The study was conducted in South Korea, an area known to have the largest ramen consumption group in the world, where people consumed 3.4 billion packages of instant noodles in 2010.
But the findings could apply to people in North American too, said Lisa Young, a nutritionist and professor at New York University who was not involved in the study. "We [in the States] don't eat it as much, but the ramen noodles are being sold, so this could apply to anywhere they're sold, and they're sold almost everywhere."
So what's so bad about instant noodles?
"Instant noodles are high in fat, high in salt, high in calories and they're processed — all those factors could contribute to some of the health problems [the researchers] addressed," Young said. "That doesn't mean that every single person is going to respond the same way, but the piece to keep in mind is that it's not a healthy product, and it is a processed food."
Processed foods generally contain high amounts of sugar and salt, primarily because they are designed to have long shelf lives.

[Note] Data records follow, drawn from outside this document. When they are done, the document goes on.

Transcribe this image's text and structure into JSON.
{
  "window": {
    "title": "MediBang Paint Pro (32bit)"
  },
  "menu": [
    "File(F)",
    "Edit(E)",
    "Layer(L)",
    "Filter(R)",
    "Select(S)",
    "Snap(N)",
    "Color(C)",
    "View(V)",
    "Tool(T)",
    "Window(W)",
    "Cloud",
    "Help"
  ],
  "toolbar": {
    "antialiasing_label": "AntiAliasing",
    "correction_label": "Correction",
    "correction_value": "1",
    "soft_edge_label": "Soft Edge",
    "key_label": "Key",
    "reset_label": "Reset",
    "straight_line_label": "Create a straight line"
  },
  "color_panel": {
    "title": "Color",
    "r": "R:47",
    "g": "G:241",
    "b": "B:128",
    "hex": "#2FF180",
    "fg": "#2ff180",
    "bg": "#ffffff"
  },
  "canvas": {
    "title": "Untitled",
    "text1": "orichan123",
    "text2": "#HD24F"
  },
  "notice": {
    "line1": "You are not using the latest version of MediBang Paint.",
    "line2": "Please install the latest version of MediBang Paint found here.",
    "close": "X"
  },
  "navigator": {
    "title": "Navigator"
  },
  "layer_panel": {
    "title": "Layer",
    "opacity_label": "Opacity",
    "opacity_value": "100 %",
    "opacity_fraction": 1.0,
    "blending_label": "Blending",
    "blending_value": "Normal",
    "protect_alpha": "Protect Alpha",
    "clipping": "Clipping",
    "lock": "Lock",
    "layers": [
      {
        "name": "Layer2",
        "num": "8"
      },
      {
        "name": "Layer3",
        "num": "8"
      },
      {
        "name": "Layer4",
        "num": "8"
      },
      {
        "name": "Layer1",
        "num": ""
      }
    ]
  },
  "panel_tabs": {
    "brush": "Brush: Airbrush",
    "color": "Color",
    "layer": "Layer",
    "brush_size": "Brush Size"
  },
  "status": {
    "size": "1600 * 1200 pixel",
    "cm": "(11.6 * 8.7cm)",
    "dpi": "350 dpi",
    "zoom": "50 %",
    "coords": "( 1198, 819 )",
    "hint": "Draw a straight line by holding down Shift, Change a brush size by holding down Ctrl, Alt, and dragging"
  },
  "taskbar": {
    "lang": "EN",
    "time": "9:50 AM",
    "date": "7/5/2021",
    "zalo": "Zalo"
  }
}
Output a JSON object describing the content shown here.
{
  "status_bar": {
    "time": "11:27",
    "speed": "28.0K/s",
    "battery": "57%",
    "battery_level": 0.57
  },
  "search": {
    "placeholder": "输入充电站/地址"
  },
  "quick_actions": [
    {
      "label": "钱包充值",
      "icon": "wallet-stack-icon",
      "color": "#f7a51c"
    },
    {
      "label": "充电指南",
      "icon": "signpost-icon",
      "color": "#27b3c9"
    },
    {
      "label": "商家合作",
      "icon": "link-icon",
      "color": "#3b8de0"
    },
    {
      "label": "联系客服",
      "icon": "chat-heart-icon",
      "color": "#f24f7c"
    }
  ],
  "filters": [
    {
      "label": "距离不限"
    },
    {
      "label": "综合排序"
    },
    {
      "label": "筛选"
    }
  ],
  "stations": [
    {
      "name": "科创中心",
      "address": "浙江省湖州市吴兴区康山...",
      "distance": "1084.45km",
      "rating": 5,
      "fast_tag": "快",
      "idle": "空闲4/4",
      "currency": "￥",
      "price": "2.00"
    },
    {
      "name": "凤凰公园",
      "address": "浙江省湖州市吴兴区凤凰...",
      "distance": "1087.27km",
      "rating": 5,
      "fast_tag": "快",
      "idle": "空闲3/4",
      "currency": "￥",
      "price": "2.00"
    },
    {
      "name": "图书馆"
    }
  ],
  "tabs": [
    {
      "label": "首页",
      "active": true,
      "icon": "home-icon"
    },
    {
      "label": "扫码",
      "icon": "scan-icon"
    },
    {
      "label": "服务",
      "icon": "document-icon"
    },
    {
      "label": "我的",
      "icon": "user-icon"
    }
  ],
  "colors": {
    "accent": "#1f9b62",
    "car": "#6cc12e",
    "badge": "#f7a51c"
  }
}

But Young said there might be ways to dampen the dangers of eating instant noodles without swearing off of them altogether. "Number one, don't eat it every day," Young told Live Science. "Number two, portion control," she said, and recommended that people eat a small amount of instant noodles and mix them with vegetables and other healthier, nonprocessed foods.
Above all, however, Young said a little bit of preparation could help people avoid processed instant noodles altogether. "You can easily make noodles, homemade pasta, ground-rice pasta and veggies" at home, with a little bit of planning, she said.
The study was published Aug. 1 in the Journal of Nutrition.